At Vandell, which was packed at 5 P.M. on a Tuesday, we ordered Martinis: gin for Crawford, cut with both dry and bianco vermouth, plus a splash of tarragon vinegar, and vodka for me, mixed with an umami bomb of the Japanese condiments shio koji (made from fermented rice) and yuzu kosho (a spicy citrus preserve), as well as smoked olive brine. Both were available in a half size, an option that Crawford and I had each noticed creeping onto menus in L.A. and in New York. Many bars and restaurants now seem to be courting those who want to drink lightly—or more “intentionally,” in the self-help-tinted parlance of the moment. They offer tiny ’tinis and other mini cocktails, they list drinks in order of A.B.V., and the beverages once known as mocktails have been rechristened with more dignified labels, such as “N.A.” and “spirit-free.”

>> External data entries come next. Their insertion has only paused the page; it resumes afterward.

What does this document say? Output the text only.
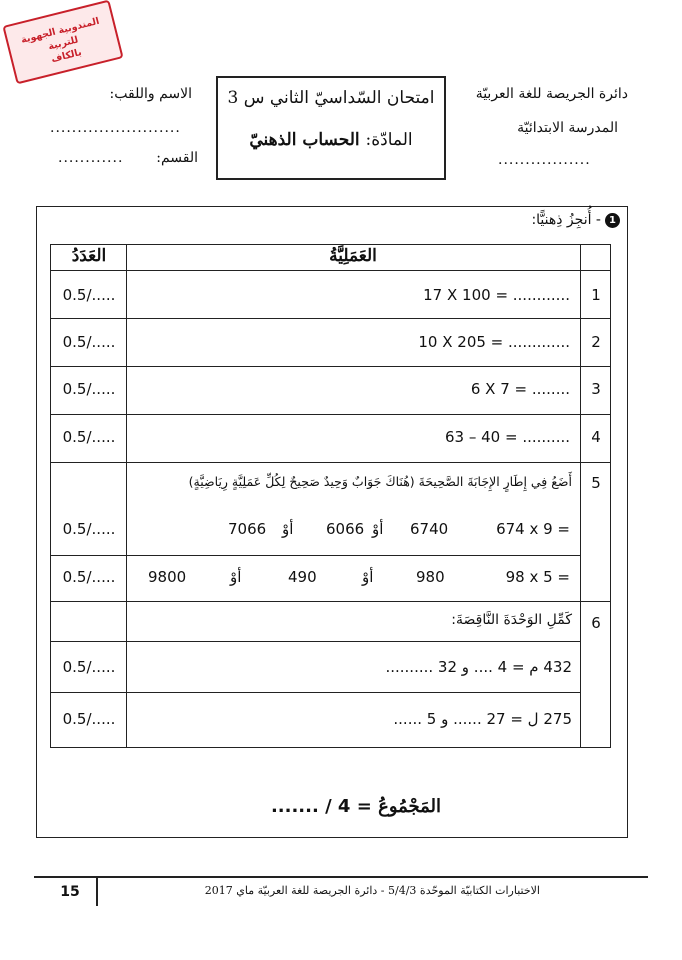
المندوبية الجهوية للتربية
بالكاف
الاسم واللقب:
........................
القسم:
............
امتحان السّداسيّ الثاني س 3
المادّة: الحساب الذهنيّ
دائرة الجريصة للغة العربيّة
المدرسة الابتدائيّة
.................
1- أُنجِزُ ذِهنيًّا:
العَدَدُ	العَمَلِيَّةُ
1
17 X 100 = ............
0.5/.....
2
10 X 205 = .............
0.5/.....
3
6 X 7 = ........
0.5/.....
4
63 – 40 = ..........
0.5/.....
5
أَضَعُ فِي إِطَارٍ الإِجَابَةَ الصَّحِيحَةَ (هُنَاكَ جَوَابٌ وَحِيدٌ صَحِيحٌ لِكُلِّ عَمَلِيَّةٍ رِيَاضِيَّةٍ)
674 x 9 =
6740
أوْ
6066
أوْ
7066
0.5/.....
98 x 5 =
980
أوْ
490
أوْ
9800
0.5/.....
6
كَمِّلِ الوَحْدَةَ النَّاقِصَةَ:
432 م = 4 .... و 32 ..........
0.5/.....
275 ل = 27 ...... و 5 ......
0.5/.....
....... / 4 = المَجْمُوعُ
15	الاختبارات الكتابيّة الموحّدة 5/4/3 - دائرة الجريصة للغة العربيّة ماي 2017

John deBary, the author of three books on cocktails (alcoholic and otherwise), who runs the beverage program at Strange Delight, a New Orleans-inspired seafood bar in Brooklyn, told me about a consumer behavior known in the business as “zebra-striping”—alternating between cocktails and N.A. drinks. At Strange Delight, he offers a teetotaller Martini, made with celery bitters, Tabasco, and non-alcoholic gin and vermouth, but he also develops recipes that are prodigiously boozy: a concoction called Having Fun Since 1933 (the year that Prohibition was repealed) combines passion-fruit juice and Pat O’Brien’s Hurricane Mix with a blend of rums. DeBary, for his part, stopped drinking in 2022. “I still do drugs!” he assured me. “I was, like, Wait—I actually don’t like the feeling of drinking alcohol.”
There will always be corners of the hospitality world where moderation is anathema. The New York super-restaurateur Keith McNally, of Balthazar and Pastis, told me that his alcohol sales this year are the best they’ve been since the pandemic. One wonders if this is because his clientele skews a bit older than, say, Jean’s, a restaurant and club in downtown Manhattan that always seems crowded with glamorous women in their early twenties. Ashwin Deshmukh, one of its operators, described a forthcoming tiny-’tini program that’s oriented less toward restraint than toward novelty: the adorable Bunny Martini, a mix of vodka and fresh-pressed carrot juice in a three-and-three-quarters-ounce glass, garnished with carrot-top “ears,” will come with a train ticket, to be punched whenever a roving server gives a refill. (No need to elbow one’s way to the bar.) When we spoke, Deshmukh had been having trouble sourcing glassware; one vender was sold out of the model he wanted, thanks to large orders from the Metropolitan Club and from Alaska Airlines.
Chloe Frechette, a former editor of the online drinks magazine Punch, and a co-owner of Echo Lake, a new rum bar in Williamsburg, theorizes that American drinking culture is having a “very honest” moment. “Pre-pandemic, wellness was really leeching in—people were ordering, like, activated-charcoal cocktails,” she recalled. “I feel like we’ve arrived at a moment where we’re not pretending that wellness needs to be part of this.” Drinking might confer its own kind of wellness, she suggested, one that comes from nurturing a pastime or convening with compatriots. (In 2025, Jacobin published an article titled “The Case for Social Drinking,” which argues that “it’s nearly impossible to have a semblance of socialism without the social.”) Like air travel, fast fashion, and so many indulgences of our era, drinking invites us to consider a gruelling litany of downsides and then decide whether the trade-offs are worth it.